Hey, Mrs. G....you should be measuring in metric!!!!! :wink: :wink: :wink:
 

Mrs.Greg

Well-known member
Ya Kola,thankfully none of our cookbooks are metric :D I was in grade 12 the yr they implemented the metric system and I STILL convert kilometers into miles :oops:
 

per

Well-known member
Didn't you mean Mrs.
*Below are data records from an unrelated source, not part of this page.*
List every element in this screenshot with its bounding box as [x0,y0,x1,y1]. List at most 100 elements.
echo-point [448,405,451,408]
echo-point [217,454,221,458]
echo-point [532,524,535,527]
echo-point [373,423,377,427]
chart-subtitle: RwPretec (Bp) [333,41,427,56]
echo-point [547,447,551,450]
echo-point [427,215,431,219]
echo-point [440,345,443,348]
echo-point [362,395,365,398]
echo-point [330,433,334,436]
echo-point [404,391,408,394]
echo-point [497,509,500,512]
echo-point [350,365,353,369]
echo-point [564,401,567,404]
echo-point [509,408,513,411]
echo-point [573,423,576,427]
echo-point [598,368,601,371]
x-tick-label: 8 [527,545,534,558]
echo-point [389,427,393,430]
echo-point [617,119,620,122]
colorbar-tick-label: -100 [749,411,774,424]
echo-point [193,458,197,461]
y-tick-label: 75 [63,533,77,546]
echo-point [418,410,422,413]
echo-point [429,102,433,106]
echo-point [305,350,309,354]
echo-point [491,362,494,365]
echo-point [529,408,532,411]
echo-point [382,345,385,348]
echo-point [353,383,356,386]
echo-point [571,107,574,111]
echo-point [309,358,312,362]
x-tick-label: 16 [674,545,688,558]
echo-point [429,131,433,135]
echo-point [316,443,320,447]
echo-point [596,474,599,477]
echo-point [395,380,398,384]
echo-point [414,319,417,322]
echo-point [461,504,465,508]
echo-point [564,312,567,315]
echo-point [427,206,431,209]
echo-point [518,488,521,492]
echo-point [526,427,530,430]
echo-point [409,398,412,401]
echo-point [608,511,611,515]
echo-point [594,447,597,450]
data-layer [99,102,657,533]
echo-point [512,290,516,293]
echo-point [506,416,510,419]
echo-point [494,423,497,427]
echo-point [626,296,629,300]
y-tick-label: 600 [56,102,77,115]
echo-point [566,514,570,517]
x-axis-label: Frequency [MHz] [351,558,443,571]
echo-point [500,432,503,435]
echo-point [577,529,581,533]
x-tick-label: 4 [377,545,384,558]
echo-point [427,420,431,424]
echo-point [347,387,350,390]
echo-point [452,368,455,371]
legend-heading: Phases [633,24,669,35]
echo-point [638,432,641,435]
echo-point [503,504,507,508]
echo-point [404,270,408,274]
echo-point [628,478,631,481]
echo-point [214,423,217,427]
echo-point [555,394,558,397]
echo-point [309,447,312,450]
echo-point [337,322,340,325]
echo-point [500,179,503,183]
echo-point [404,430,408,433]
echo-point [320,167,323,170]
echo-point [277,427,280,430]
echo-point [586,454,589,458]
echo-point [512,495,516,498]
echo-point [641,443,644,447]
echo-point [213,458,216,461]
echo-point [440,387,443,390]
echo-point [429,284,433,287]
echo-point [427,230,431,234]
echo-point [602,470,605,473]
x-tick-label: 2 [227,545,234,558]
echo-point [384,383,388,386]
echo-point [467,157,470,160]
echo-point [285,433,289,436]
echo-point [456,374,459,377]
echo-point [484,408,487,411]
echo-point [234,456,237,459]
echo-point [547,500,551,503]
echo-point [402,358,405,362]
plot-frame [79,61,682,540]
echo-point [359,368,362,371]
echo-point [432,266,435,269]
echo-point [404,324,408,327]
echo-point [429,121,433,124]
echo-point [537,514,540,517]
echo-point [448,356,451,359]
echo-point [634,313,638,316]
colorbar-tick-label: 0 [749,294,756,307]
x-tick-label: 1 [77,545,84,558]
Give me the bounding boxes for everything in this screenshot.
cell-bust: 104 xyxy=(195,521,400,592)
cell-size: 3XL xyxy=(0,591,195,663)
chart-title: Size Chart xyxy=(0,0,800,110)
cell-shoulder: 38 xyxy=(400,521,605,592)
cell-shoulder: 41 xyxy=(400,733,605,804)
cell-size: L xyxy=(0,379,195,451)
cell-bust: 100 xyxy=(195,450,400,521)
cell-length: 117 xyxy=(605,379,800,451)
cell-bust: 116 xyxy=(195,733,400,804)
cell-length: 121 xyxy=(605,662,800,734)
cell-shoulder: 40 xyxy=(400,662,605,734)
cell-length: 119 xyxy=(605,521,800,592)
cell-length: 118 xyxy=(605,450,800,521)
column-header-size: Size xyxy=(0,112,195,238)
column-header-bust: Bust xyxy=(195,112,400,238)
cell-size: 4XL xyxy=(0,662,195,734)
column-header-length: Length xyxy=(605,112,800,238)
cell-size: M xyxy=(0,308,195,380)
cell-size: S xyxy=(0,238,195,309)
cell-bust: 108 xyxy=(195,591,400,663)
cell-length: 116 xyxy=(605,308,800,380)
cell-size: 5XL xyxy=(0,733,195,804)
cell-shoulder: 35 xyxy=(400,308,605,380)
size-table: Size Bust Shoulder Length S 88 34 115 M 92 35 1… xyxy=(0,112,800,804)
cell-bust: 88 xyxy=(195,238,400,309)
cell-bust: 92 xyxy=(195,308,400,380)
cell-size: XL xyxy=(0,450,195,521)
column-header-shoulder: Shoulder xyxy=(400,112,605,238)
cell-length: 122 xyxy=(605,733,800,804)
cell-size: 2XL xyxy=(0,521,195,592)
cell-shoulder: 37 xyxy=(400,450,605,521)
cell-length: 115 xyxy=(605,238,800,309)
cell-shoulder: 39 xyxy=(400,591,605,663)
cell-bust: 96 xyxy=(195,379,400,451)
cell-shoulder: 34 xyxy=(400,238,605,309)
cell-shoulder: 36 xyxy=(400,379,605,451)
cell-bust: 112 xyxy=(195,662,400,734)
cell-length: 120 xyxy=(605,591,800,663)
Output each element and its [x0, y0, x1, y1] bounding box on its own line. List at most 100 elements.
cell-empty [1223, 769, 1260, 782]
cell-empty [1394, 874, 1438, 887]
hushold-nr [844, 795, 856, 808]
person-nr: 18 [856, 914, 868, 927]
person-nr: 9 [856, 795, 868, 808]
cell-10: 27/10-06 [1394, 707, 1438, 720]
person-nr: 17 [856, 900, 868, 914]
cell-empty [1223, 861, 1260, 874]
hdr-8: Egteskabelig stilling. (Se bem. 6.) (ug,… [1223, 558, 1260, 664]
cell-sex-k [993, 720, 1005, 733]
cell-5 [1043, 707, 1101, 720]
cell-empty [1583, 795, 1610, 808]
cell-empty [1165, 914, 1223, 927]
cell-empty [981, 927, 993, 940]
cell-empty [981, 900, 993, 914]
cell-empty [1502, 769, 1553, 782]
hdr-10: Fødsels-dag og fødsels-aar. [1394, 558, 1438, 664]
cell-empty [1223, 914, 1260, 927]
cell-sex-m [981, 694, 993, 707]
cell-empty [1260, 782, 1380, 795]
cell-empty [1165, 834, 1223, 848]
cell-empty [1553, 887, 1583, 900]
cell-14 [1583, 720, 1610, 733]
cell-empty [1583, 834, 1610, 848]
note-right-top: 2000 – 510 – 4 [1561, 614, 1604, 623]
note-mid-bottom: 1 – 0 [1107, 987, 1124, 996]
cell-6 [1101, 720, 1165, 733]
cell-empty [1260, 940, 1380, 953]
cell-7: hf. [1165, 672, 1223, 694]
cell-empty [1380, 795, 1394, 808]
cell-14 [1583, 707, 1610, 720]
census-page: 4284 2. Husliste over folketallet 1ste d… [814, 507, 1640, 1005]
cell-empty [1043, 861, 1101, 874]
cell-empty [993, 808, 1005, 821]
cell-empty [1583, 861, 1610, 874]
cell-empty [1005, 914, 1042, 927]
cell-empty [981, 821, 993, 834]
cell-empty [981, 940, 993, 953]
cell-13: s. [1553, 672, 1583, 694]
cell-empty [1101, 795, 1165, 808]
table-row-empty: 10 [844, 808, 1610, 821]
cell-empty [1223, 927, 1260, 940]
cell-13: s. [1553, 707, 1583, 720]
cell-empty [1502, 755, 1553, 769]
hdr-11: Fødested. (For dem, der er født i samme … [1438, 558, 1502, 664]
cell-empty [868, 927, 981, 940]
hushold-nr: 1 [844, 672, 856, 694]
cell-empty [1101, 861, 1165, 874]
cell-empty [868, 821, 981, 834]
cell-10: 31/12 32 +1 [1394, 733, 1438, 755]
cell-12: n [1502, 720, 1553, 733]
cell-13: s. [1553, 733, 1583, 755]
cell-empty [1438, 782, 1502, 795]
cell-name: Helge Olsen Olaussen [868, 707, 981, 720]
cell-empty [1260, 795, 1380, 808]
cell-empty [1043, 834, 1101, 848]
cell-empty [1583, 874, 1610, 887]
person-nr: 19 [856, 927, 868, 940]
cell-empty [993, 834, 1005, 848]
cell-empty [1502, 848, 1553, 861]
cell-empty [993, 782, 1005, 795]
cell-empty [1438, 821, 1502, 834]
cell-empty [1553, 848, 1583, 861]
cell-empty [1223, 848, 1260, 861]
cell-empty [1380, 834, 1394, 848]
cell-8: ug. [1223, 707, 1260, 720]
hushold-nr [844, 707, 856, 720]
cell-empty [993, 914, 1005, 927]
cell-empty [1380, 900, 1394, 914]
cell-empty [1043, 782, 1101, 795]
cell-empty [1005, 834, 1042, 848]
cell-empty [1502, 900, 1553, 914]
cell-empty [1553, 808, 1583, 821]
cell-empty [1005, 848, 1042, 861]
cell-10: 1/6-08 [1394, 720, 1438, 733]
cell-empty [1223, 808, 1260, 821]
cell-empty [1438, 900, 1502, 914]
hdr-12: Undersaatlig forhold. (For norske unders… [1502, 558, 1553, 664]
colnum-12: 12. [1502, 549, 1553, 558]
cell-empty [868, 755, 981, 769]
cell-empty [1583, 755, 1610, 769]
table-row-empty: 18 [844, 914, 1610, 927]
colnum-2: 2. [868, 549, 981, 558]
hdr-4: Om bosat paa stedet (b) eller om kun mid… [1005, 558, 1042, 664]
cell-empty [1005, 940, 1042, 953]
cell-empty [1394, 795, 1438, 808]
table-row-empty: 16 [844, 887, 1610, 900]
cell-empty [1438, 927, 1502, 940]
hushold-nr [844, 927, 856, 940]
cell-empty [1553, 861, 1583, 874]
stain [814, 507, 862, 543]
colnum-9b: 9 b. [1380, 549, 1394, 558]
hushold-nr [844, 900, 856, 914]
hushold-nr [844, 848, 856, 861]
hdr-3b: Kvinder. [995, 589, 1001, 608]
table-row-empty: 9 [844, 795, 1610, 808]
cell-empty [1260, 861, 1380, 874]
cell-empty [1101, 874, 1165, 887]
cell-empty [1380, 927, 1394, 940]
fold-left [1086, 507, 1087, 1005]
Greg that you spent an hour converting it all for our fine US neighbors (neighbours in Canada) to make it easy for them as a courtesy? :wink:
 

Yanuck

Well-known member
I guess mine's for a loaf...

3 eggs
2 cups sugar
3 tsp vanilla
1 cup of oil ( I use canola,,, got to support the farmers in the family!)
3 cups of flour
1 tsp salt
1 tsp baking powder
1 tsp baking soda
1/2 cup cocoa
3 cups grated zucchini

beat eggs until foamy
add sugar,oil, and vanilla
mix dry ingredients together
add zucchini to egg mixture then add dry ingredients....mix well
bake in ungreased loaf pans for 1 hour @ 350 dergrees...makes 2 loafs
 

Broke Cowboy

Well-known member
leanin' H said:
Around here, if ya leave your car or truck or buckboard or tractor unlocked and unattended folks don't steal it.....they fill it with zuchinni!!! My wife has bottled choke cherry jelly and now she's building zuchinni relish!

Zukes and onions - sliced - fried in butter and garlic with salt and pepper.

Served in a bowl - or piled 4 inches high on a two pound steak - with home made bread and cold milk or beer

I am in heaven

BC
 

Kato

Well-known member
Zucchini Loaf

3 eggs
2 c. sugar
2 tsp. vanilla
1 c. oil
3 c. flour
2 c. zucchini, grated, uncooked
1 tsp. baking powder
1 tsp. baking soda
1 tsp. salt
Mix all ingredients with electric mixer. Add:
1 c. pineapple, crushed, well drained
1 c. chopped nuts
1 c. raisins, optional
Grease 2 loaf pans. Bake 325 degrees for 1 hour.

I made this recipe into 16 baby loaves and sold them at the market. Everyone who tried a sample bought some, with one woman winning the award by buying six of them. One night I was really tired, and baked up a batch forgetting to put the oil in. :dunce: Guess what? They were still good! The zucchini and pineapple gave them enough moisture to make it work. 8)

This is how I cook them at home. MMM good..... :D :D :D

Fried Zucchini

One or two small zucchinis
Four cloves of garlic, or to taste
One medium sized onion
Three small tomatoes
Italian or Greek seasoning, or chopped fresh basil and oregano
Parmesan cheese

Gently cook onion and garlic in a frying pan with margarine until softened, being careful not to burn the garlic. Add zucchini slices and fry over medium heat until zucchini is tender and golden on both sides. Season to taste with either Greek or Italian seasoning, or if you prefer you may use any mixture of fresh or dried herbs. Add coarsely chopped tomatoes and sprinkle with parmesan cheese. Now take the pan from the stove and let it sit covered for five minutes until the tomatoes are heated through and the cheese is slightly melted.